第三話 くらしの中で
その四
俳句も伸び悩み、句会での選句には少ししか選ばれない。俳句を指導してもらって八年ぐらいになるが、センスが無いのか今の句会に会わないのか、この会で日の目を見ることはないだろうとさえ思うようになった。
半ば諦めて、最近短歌のブログを作った。これは形式も無視して口語の短歌を自由気ままに詠んでアップしているが、俳句ブログより余程アクセスが多いのだ。
気楽に作った物は読む方もわかりやすくて良いのだろうとは思う。
早朝の五時台に家を出て近くの公園でベンチに座る習慣が付きそうな感じだ。健康にも良いことだしぜひ続けたいとは思っているが、くじけないよう自分を励まさねばならない。

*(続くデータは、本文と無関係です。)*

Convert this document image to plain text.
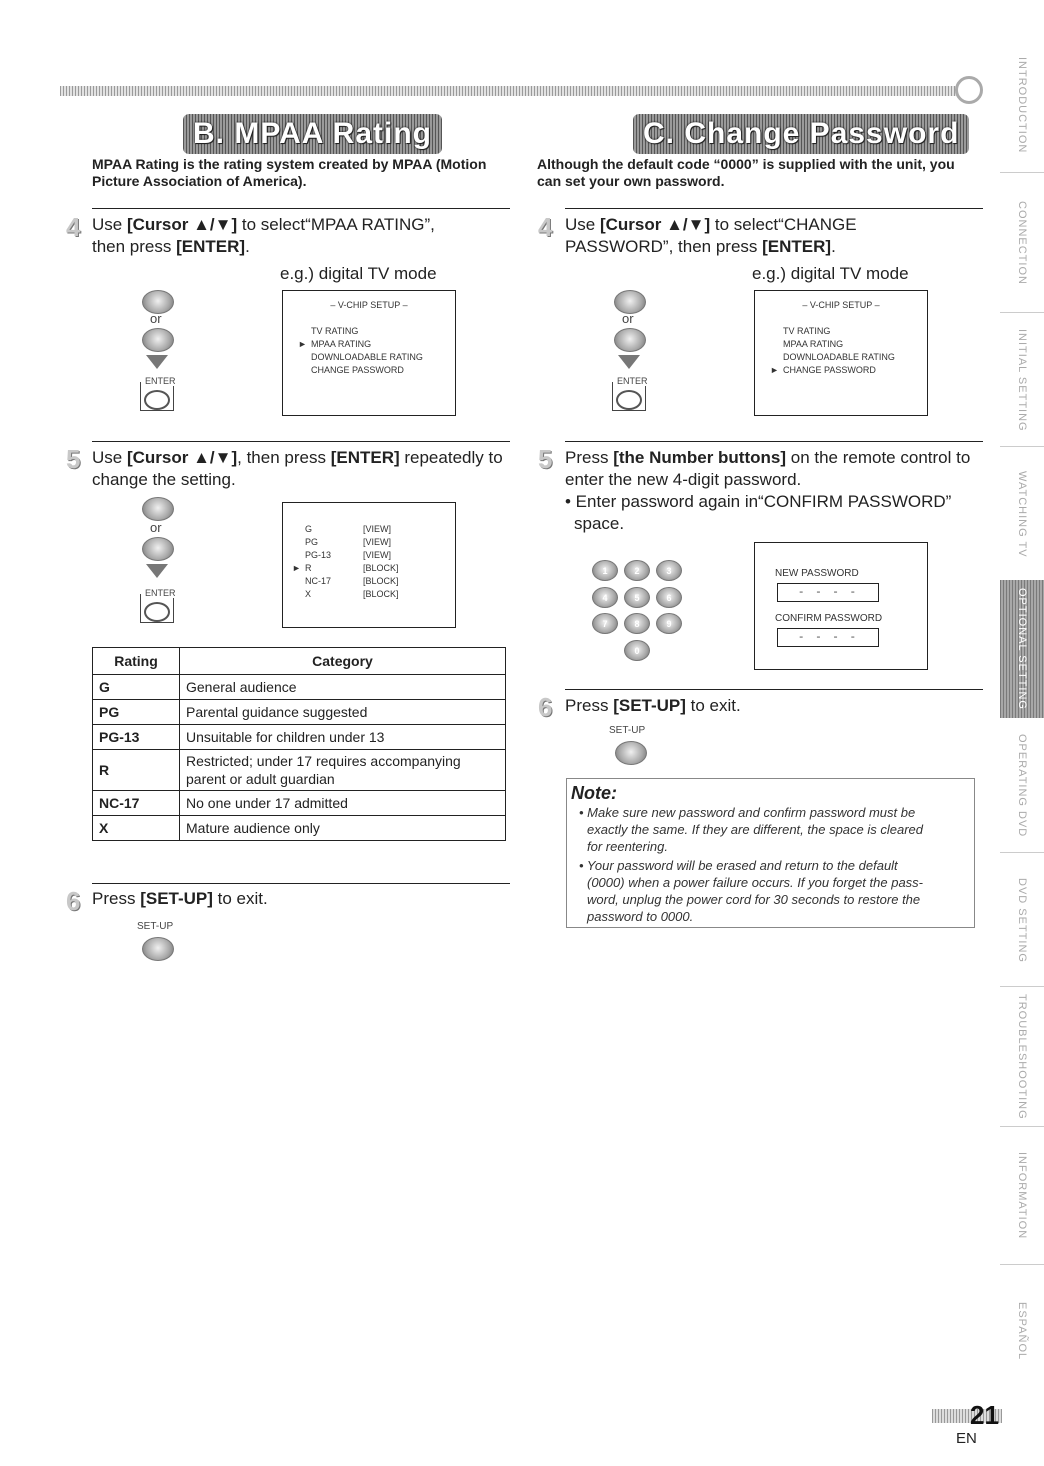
B. MPAA Rating
MPAA Rating is the rating system created by MPAA (Motion Picture Association of America).
4 Use [Cursor ▲/▼] to select“MPAA RATING”,
then press [ENTER].
e.g.) digital TV mode
or
ENTER
– V-CHIP SETUP –
TV RATING
► MPAA RATING
DOWNLOADABLE RATING
CHANGE PASSWORD
5 Use [Cursor ▲/▼], then press [ENTER] repeatedly to
change the setting.
or
ENTER
G	[VIEW]
PG	[VIEW]
PG-13	[VIEW]
► R	[BLOCK]
NC-17	[BLOCK]
X	[BLOCK]
Rating	Category
G	General audience
PG	Parental guidance suggested
PG-13	Unsuitable for children under 13
R	Restricted; under 17 requires accompanying parent or adult guardian
NC-17	No one under 17 admitted
X	Mature audience only
6 Press [SET-UP] to exit.
SET-UP
C. Change Password
Although the default code “0000” is supplied with the unit, you can set your own password.
4 Use [Cursor ▲/▼] to select“CHANGE
PASSWORD”, then press [ENTER].
e.g.) digital TV mode
or
ENTER
– V-CHIP SETUP –
TV RATING
MPAA RATING
DOWNLOADABLE RATING
► CHANGE PASSWORD
5 Press [the Number buttons] on the remote control to
enter the new 4-digit password.
• Enter password again in“CONFIRM PASSWORD”
space.
1	2	3
4	5	6
7	8	9
0
NEW PASSWORD
- - - -
CONFIRM PASSWORD
- - - -
6 Press [SET-UP] to exit.
SET-UP
Note:
• Make sure new password and confirm password must be
exactly the same. If they are different, the space is cleared
for reentering.
• Your password will be erased and return to the default
(0000) when a power failure occurs. If you forget the pass-
word, unplug the power cord for 30 seconds to restore the
password to 0000.
INTRODUCTION
CONNECTION
INITIAL SETTING
WATCHING TV
OPTIONAL SETTING
OPERATING DVD
DVD SETTING
TROUBLESHOOTING
INFORMATION
ESPAÑOL
21
EN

ベンチからは前方に連なった山が二重にも三重にも重なり、その日の時間帯や天候の具合で雲の流れ方も異なる。東方の山の端から少しずつ白み始めて、公園まで光が届くようになるまでに短歌を一首作って帰る。所要時間三十分の朝の散歩もどきだ。
朝日のスピードはかなり速くて、帰り道では茜空が広がることもある。どの家もまだ戸を閉ざしているのを見ると妙な優越感を感じるのも悪くない。